I love hiking because it forces me to disconnect.
So many of the trails I hike are out of cell phone service and even if they aren’t, I throw my phone on airplane mode. Working in news I’m constantly connected, both on social media and to media in general.
It gets overwhelming and draining, especially for someone as sensitive as me so I have to disconnect. Those couple of hours knowing I have no responsibilities other than to enjoy the path in front of me are incredibly freeing.
love hiking because it makes me feel my body.
I love when I feel the power behind my legs, the rocks underneath my feet, I even love when I feel that familiar burn in my lungs up the steep parts. Lately I’ve been feeling more grateful for my body, imperfections and all, and the places it allows me to go.
I love hiking because it makes me feel small.
The mountains I climb have been here for thousands, if not millions of years before me and they’ll likely be here for thousands of years after. Where I was hiking in Boulder this morning used to be an ocean millions of years ago. Hiking in Ouray this summer I saw a geologic marker that indicated a billion year gap between oceans.

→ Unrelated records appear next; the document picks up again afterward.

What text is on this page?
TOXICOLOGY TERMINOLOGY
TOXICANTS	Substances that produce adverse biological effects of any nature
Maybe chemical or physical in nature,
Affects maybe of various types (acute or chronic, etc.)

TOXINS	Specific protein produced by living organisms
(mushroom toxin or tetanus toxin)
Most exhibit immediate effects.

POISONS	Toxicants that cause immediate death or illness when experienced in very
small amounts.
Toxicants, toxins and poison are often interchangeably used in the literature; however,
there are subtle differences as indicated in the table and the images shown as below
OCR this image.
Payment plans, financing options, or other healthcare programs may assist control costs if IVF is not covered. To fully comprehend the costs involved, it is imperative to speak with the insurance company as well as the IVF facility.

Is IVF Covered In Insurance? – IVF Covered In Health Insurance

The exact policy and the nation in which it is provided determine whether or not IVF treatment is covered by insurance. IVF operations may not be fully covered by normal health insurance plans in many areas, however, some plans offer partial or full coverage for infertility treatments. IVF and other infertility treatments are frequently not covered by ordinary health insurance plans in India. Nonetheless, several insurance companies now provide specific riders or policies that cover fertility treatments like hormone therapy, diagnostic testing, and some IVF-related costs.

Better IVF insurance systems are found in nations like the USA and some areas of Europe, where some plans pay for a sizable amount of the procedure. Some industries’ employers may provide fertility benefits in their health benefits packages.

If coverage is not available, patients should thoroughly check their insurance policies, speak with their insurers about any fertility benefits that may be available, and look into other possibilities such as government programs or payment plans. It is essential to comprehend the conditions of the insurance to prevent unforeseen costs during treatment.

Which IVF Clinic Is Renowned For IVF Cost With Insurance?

I love hiking because it’s free.
For the most part… yes, sometimes there are fees for parking or for National or State Parks; yes, you need shoes on your feet and the right gear can be nice. But I love that I can pick up a friend, go walk through the mountains for a few hours and it costs us almost nothing. So many outdoor sports require expensive equipment, but hiking takes away that barrier making it much more accessible.
love hiking because it helps my mental health.
I’ve been fairly open talking about my anxiety here and hiking has been a huge help in managing my anxious thoughts and feelings. Everything I just mentioned plays a big role is calming down my brain, forcing me to breathe, to disconnect, to feel my body and to stay present. My therapist would probably say that’s mindfulness. Either way, it’s one of my many coping mechanisms and when I’m feeling especially anxious, I head to the trail. It’s a different form of therapy for me.